= Clash of Civilizations Over an Elevator in Piazza Vittorio =

2006 Italian novel by Amara Lakhous

Clash of Civilizations Over an Elevator in Piazza Vittorio (Scontro di civiltà per un ascensore a Piazza Vittorio) is an Italian-language novel by Amara Lakhous, published in 2006. Its English translation, by Ann Goldstein, was published in 2008 by Europa Editions.

==Synopsis==
The novel takes place in an apartment complex in the Piazza Vittorio Emanuele II area. In the story, police question residents of various origins in a single apartment complex.

The novel uses the first person point of view.

==Characters==
- Amedeo (originally named Ahmed) – From Algeria, he intentionally conceals his origins, leading to ambiguity about his origins among those who know him; based on his words, some think he is southern Italian instead of being of North African origins. Sandro gave him the name "Amedeo". In his past, he was to be married to a woman named Bàgia, but she died.
- Abdallah Ben Kadour – He came from the same community Amedeo grew up in, and now lives in Rome.
- Mauro Bettarini
- Sandro Dandini – A native of Rome, he owns a bar and lives in the same building as Amedeo.
- Benedetta Esposito – The landlady, she is from Naples. She uses Neapolitan as her primary language, which makes it difficult to find work. She is oppressed by Italians from other parts of Italy, and she oppresses people of recent immigrant origins.
- Elisabetta Fabiani – She is from Rome and lives with Valentino, her dog, until the dog is killed.
- Maria Cristina Gonzalez – A caretaker of a senior citizen, she originates from Peru, and suffers from alcoholism. She meets other Peruvians at Roma Termini railway station.
- Iqbal Amir Allah – He originates from Bangladesh.
- Antonio Marini – He originates from Milan, and is a university professor. Graziella Parati of Dartmouth College describes him as "the outsider from the north who considers himself superior and therefore deserving of special treatment".
- Johan Van Marten - Originating from the Netherlands, he is an expatriate and is not an immigrant to Italy. Parati stated that he is "privileged" in Italian society.
- Stefania Massaro
- Parviz Mansoor Samadi – He is from Iran and had left that country due to political reasons. He does not consider himself to be an immigrant. He uses French as his Italian is not fluent.
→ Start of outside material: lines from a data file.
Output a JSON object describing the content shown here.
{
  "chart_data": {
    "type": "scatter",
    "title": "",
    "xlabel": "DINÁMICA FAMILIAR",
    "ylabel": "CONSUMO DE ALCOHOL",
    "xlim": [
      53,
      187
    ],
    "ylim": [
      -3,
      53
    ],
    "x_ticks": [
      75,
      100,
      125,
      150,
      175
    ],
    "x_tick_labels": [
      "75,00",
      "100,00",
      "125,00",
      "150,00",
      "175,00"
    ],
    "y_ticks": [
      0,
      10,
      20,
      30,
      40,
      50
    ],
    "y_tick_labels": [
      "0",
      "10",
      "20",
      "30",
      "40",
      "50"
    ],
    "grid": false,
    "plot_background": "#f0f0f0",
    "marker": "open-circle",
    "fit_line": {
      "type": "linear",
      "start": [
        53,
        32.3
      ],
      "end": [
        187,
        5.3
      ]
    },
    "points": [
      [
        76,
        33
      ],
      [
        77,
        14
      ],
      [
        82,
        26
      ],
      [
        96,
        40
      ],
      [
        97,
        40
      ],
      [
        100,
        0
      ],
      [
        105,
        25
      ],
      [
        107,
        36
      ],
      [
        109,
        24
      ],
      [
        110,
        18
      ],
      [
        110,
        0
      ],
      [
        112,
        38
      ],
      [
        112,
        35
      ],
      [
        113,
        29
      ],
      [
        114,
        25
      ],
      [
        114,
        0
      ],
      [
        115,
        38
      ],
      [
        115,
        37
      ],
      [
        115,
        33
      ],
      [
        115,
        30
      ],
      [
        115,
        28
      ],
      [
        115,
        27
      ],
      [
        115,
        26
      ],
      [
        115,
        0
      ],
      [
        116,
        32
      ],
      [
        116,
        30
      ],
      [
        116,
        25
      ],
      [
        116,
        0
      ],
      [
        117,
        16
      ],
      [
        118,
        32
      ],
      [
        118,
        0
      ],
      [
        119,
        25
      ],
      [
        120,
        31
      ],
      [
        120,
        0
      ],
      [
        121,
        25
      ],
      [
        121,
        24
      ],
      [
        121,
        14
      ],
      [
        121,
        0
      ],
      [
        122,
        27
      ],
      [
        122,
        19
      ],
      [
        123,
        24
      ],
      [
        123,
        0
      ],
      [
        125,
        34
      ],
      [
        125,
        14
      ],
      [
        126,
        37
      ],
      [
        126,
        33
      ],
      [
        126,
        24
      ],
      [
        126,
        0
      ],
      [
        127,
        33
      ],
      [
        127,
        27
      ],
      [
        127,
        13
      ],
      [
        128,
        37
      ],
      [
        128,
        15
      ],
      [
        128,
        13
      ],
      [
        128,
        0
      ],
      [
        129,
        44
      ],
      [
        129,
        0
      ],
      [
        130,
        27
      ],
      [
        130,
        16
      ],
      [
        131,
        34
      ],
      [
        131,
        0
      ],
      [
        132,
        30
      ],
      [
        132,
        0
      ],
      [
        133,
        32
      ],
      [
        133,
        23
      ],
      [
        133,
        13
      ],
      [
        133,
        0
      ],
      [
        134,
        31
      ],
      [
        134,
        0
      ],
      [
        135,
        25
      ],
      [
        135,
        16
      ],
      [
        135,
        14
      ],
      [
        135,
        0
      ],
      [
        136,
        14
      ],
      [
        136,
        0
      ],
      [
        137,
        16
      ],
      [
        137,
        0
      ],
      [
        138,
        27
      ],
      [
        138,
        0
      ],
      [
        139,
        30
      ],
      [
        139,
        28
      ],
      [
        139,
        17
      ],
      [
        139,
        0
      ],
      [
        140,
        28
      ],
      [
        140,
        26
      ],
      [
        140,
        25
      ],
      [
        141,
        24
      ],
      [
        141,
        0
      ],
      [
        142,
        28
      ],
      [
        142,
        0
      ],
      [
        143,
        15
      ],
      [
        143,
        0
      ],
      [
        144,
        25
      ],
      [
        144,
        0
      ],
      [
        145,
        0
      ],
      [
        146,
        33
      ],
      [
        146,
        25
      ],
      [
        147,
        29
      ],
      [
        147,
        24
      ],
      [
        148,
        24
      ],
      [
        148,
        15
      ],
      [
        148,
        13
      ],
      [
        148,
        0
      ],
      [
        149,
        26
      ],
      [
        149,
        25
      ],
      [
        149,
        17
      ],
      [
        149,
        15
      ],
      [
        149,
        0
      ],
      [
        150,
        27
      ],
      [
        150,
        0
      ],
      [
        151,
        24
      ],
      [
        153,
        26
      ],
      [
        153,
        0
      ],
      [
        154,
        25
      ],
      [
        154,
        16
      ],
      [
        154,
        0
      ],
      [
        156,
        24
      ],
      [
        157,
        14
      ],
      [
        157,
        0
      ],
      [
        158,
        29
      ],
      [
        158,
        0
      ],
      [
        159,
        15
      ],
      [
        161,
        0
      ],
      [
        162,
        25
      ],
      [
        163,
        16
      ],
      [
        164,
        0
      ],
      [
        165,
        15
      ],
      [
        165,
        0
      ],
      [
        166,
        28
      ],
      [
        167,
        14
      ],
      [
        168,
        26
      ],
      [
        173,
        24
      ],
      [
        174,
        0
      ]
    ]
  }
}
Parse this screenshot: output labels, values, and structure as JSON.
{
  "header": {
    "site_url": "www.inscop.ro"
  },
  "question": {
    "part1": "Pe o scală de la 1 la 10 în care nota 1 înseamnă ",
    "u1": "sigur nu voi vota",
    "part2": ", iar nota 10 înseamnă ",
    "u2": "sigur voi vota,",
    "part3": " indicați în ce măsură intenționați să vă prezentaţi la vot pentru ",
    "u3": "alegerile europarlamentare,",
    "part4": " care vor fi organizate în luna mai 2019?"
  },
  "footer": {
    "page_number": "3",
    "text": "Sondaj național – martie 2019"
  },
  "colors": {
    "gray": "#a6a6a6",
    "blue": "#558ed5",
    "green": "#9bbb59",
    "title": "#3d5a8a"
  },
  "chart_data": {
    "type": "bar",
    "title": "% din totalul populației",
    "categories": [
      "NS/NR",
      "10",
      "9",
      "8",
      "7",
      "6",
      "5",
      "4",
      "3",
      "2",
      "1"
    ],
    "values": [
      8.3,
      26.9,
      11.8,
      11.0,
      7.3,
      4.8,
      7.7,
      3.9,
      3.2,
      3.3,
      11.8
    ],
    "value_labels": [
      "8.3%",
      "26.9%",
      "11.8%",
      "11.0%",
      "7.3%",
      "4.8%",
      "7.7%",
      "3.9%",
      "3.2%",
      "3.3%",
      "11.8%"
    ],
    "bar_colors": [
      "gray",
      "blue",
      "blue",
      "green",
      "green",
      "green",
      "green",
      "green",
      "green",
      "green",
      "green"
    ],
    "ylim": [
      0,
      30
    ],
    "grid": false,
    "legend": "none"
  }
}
According to Parati, an elevator used by many characters is rendered into being "a central character".

==Publication==
Clash of Civilizations Over an Elevator in Piazza Vittorio, a novel written in Italian by Amara Lakhous, was first published by Edizioni e/o in 2006.

Its English translation, by Ann Goldstein, was published in 2008 by Europa Editions.

==Themes and reception==
According to American critic John Powers of National Public Radio, even though the plot is driven by police looking for the person who committed a murder, "the mystery isn't really the point." Publishers Weekly praised the "intriguing psychological and social insight". According to The New Yorker, the multicultural Rome of the 2000s is the "author's real subject".

Clash of Civilizations won the Flaiano Prize.

==Film adaptation==
There is a film version, titled Scontro di civiltà per un ascensore a Piazza Vittorio, released in 2010.